A new epiphany in light of my moving to Fresno. I think that the juxtaposition of another move with seventeen months of introspection and meditation has provided me with inexplicable perspective.

This may seem like a dramatic thing to say, but I believe that I have objectified myself for the last four years of my life, believing that the only way to truly win a man over is to become sexually involved with him. If I examine my track record carefully, it proves the point. I never thought anyone was ever really into me unless we were hooking up. It's true. No matter our spiritual, philisophical, intellectual, mental or lyrical connection- if we never kissed, never held each other, it meant nothing. Or rather, my perception was that it meant nothing to THEM.

But at the brink of this new experience (home again and feeling fine), I find myself begging for something more. Can I dismiss all of that objectifying? I did it to myself, I can't blame the men for subscribing... I told them to do it, and repeatedly. There were other issues involved: of course I can't claim that my self-objectifying nature was the only thing that caused the demise of these relationships, but I can certainly admit my own fault in this particular vein.

I have other things going for me than my body (and I'm no Elle MacPherson anyway, but you know what I mean).

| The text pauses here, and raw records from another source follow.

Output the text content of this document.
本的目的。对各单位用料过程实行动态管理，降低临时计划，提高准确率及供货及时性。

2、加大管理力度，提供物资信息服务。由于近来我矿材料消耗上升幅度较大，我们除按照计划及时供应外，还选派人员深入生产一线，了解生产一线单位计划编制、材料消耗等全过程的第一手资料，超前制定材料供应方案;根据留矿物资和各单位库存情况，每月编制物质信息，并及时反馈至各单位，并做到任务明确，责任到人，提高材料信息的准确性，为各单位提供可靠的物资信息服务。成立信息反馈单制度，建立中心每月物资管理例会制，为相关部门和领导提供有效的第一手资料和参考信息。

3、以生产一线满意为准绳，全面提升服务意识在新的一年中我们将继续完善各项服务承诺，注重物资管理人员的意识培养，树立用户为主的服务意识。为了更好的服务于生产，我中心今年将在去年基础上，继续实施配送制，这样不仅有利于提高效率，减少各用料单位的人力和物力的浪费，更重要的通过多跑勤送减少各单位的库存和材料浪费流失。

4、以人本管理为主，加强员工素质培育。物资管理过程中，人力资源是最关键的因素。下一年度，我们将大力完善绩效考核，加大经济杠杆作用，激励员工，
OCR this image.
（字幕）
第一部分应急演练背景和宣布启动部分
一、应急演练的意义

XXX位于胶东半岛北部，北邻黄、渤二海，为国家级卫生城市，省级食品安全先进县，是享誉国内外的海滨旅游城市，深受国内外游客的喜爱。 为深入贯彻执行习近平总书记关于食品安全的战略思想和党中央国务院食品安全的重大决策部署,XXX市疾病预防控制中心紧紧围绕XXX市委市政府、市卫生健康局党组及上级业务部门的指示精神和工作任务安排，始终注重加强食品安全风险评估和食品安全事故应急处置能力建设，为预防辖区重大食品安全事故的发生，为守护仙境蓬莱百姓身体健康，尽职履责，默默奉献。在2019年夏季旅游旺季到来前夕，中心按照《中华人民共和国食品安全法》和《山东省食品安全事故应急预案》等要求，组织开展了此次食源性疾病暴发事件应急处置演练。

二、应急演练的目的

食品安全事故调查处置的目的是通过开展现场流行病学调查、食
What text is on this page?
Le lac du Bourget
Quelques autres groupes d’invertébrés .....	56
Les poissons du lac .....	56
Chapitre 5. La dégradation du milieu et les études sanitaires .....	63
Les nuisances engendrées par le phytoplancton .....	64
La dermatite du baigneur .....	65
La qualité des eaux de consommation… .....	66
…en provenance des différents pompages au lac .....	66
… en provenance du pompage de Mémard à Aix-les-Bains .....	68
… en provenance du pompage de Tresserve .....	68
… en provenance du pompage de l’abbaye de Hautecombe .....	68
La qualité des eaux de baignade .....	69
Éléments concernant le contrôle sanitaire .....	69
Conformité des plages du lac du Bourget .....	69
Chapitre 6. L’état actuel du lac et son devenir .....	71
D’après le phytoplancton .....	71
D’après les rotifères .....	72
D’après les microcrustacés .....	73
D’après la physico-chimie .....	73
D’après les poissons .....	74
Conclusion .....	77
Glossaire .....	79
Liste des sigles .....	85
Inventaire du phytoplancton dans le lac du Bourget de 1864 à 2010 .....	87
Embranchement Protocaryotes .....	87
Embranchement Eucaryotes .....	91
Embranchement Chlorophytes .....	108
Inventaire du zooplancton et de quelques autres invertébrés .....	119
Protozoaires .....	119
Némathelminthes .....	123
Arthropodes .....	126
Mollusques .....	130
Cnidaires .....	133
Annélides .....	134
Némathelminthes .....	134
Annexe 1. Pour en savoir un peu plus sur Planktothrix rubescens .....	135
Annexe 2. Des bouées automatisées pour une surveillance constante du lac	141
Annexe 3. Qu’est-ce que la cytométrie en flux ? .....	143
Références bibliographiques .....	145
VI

I have a lot to give, and I've always wanted to give it. However, by forcing the physical end of things, I've denied those other gifts a chance to be given.

I just hate it that I forced that kind of intimacy onto the relationships, when really, they didn't necessarily need it. I'm sure that there was room for growth in many other areas, but maybe I just wasn't ready for that kind of commitment at the time. Even writing these words I realize their weight.

So from now on, I will try my hardest to move beyond that kind of objectifying ideal of myself (without denying a relationship a chance at physical intimacy), and at least give my other sterling characteristics (wink wink) a shot at the stage.